Do we fathom what Christ has done for us? Are we truly grateful such that we no longer should live for ourselves but for Him who died for us and rose again?

(E)
The incarnation should not be seen as merely a means to salvation. Rather, salvation finds its ultimate fulfillment in the union of humanity with God seen in the incarnate Christ. If, from one angle, the incarnation was the means to atonement and all that followed it, from another (more lasting) perspective, the atonement was the means to the elevation and fruition of humanity in the renewed cosmos over which Christ rules, and we in him.

Indeed the Christian faith can be summed up as a series of unions. There is the union of the three Persons in the Trinity, ther union of the Son of God with our human nature, the union of Christ with his church, the union established by the Holy Spirit with us as he indwells us.
Each of these unions preserves the integrity of the constituent elements or members, being at once a real union and simultaneously not absorbing the one into the other.
Christ will never divest himself of his assumed humanity, or else we could not be saved, The incarnation is not for the years of time alone but for eternity. This is so because as our Saviour he is also the head of the church and will continue to be so without end. As the Mediator of creation, he has assumed the full authority given to man in creation, lost and misused by Adam but now fulfilled in his ministry as the second Adam.

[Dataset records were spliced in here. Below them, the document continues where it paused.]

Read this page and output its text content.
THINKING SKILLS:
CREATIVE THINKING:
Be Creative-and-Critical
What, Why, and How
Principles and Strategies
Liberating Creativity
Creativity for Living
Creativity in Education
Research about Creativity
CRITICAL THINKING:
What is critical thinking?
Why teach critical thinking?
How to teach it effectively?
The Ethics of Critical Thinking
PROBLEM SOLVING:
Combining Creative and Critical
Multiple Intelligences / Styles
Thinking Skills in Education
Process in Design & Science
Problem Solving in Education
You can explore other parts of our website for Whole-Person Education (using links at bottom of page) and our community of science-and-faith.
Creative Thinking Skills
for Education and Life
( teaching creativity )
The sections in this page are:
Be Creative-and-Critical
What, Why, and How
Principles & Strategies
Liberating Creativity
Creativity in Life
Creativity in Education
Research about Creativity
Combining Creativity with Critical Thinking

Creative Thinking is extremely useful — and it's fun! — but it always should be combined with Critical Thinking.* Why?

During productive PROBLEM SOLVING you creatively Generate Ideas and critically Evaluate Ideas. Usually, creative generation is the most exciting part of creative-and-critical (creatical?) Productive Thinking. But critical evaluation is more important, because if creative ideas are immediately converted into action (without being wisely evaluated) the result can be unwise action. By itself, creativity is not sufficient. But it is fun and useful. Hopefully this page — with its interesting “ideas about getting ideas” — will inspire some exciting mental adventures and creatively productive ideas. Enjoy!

If we truly appreciate what God has done for us in Christ, then we would appreciate why God desires us to be holy, because he is holy.
To attain right views about Christian holiness, we must begin by examining ther vast and solemn subject of sin. We must dig down very low if we would build high. Wrong views about holiness are generally traceable to wrong views about human corruption. The plain truth of the right knowledge of sin lies at the root of all saving Christianity. Without it such doctrines as sanctification, justification, conversion, are words which convey no meaning to the mind.
The first thing therefore that God does when he makes anyone a new creature in Christ, is to send light into his heart, and show him that he is a godly sinner. This means that Christians still sin, although they are a new creation in Christ.
Only as we begin to appreciate what we were before we became Christians, do we begin to sense something of the immense grandeur of being new creature in Christ. We will never properly understand the work of God which takes place in the Christian life unless we first of all have some kind of grasp of why we need the grace of God.
Hence the appreciation of why Christ had to come, and why he had to become man (the Word becomes flesh), and the whole scope of salvation and redemption which the Triune God undertook for us (and the decision was made even before the creation of the world). As we look and relook at the story of Christmas, let us not lose sight of this immense grandeur of God’s grace and love in his salvation plan.